The gene encoding plnKW30 is in a cluster with the genes required for maturation and export of, and immunity to, the bacteriocin. This arrangement of genes is similar to the genomic context of bacteriocin genes in other lactic acid bacteria. The plnKW30 gene cluster comprises six genes encoding a glycosyltransferase, a proteolytic ABC-transporter, two putative thioredoxins, a response regulator and PlnKW30 itself.

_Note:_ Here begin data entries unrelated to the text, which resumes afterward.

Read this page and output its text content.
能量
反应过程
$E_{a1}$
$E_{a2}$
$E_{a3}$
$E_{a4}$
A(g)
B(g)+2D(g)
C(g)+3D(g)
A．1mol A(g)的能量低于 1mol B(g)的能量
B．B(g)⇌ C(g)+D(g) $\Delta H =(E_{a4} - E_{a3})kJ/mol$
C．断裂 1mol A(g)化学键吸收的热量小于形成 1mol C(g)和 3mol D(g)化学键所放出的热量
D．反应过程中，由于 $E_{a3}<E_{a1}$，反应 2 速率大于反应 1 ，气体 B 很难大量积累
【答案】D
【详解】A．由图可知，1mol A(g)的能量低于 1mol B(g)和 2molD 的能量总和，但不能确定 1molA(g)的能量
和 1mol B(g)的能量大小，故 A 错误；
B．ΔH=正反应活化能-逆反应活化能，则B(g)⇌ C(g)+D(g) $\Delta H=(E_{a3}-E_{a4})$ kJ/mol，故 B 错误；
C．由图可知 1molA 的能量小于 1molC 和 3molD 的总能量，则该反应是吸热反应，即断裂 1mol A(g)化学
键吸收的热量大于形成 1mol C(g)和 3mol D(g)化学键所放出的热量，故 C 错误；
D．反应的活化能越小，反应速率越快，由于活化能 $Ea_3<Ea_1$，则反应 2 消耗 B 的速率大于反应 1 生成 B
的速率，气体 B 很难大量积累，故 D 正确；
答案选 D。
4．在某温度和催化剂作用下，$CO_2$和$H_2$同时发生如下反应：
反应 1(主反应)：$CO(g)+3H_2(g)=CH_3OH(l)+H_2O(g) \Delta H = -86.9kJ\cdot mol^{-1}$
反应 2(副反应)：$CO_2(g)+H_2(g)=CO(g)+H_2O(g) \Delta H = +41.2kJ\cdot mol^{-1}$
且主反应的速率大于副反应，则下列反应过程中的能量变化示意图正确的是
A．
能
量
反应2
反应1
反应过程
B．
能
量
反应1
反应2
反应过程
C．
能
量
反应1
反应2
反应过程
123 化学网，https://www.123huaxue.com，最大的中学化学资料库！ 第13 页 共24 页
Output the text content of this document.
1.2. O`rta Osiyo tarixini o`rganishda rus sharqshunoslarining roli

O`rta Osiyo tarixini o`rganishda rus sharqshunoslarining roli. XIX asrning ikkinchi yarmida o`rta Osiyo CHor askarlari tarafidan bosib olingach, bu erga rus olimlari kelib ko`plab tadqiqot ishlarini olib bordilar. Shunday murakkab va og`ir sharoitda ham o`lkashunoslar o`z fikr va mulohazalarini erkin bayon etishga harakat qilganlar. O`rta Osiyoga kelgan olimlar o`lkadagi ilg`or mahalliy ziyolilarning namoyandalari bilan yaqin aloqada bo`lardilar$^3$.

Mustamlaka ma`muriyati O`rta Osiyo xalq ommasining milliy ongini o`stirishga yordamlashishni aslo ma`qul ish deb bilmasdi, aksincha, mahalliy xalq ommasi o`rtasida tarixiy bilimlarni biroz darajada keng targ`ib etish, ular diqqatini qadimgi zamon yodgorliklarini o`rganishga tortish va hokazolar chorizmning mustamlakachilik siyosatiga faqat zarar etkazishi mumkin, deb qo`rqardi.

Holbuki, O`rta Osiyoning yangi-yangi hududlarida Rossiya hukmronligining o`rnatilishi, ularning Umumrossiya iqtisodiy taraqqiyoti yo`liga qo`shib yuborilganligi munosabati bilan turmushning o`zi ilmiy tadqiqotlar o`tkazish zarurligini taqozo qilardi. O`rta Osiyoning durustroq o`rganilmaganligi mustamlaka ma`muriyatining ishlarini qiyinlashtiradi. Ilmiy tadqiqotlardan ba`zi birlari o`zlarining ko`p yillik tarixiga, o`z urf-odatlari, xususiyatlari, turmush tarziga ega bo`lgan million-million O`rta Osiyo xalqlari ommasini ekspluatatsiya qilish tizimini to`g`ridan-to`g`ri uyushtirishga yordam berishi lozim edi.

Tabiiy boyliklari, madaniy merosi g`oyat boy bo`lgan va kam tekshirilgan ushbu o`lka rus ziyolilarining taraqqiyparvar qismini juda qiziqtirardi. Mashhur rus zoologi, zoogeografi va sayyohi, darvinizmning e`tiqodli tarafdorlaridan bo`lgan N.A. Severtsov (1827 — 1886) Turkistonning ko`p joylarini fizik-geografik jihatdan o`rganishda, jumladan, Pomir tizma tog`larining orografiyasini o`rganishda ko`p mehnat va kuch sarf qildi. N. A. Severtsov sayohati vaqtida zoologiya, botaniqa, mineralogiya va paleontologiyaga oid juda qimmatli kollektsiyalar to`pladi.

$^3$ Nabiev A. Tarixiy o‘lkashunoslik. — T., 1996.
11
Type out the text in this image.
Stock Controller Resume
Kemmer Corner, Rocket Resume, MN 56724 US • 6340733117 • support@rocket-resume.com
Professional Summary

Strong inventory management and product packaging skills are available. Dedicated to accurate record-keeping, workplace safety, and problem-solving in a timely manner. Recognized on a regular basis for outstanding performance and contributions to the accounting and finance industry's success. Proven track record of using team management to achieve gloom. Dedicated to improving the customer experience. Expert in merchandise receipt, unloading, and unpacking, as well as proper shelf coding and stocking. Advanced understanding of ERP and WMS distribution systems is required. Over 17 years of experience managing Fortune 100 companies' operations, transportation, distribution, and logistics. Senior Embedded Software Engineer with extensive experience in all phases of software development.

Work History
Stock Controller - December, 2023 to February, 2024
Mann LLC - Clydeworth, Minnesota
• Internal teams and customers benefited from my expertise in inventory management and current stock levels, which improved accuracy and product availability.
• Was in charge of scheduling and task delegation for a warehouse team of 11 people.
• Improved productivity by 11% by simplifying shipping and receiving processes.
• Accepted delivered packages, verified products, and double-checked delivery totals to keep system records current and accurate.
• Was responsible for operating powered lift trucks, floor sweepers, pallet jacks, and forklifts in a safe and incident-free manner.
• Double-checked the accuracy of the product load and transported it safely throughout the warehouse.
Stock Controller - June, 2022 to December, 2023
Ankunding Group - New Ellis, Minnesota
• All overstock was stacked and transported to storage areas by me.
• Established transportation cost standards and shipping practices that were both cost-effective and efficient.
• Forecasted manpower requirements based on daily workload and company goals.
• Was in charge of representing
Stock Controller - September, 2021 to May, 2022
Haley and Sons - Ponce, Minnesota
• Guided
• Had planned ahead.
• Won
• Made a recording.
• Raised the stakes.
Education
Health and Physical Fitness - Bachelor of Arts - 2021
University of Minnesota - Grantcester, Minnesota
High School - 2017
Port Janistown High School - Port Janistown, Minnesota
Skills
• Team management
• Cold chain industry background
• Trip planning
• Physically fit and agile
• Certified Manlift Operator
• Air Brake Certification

PlnKW30 was found to possess two unusual post-translational modifications: an O-glycosylated serine and an unprecedented S-glycosylation of the C-terminal cysteine. The modified serine is located on an eight residue loop that is tethered by a disulfide bridge. Bothmodifications have been identified as N-acetylglucosamines (GlcNAc), making PlnKW30 the first described class IV bacteriocin. A post-translational modification with S-linked GlcNAc is unprecedented in bacteriocins as well as in all genera. The antimicrobial activity of PlnKW30 on L. plantarum ATCC 8014 was analysed using enzymatic dissection coupled with bioassays. It was found to be concentration dependent and both the N-and C-terminalfragments are necessary for activity. Furthermore, reduction of the disulfide bonds results in abolishment of antimicrobial activity and it appears that deglycosylation of the serine 18 decreases the antimicrobial activity by about two thirds. These results show that all posttranslational modifications contribute to the antimicrobial activity of PlnKW30. The addition of N-acetylglucosamine to cultures of the indicator strain L. plantarum ATCC 8014 protects it from the antimicrobial effect of the added PlnKW30. PlnKW30 probably targets an N-acetylglucosamine transporter in the target cell membrane, similar to the mannose phosphotransferase system targeted by lactococcin A.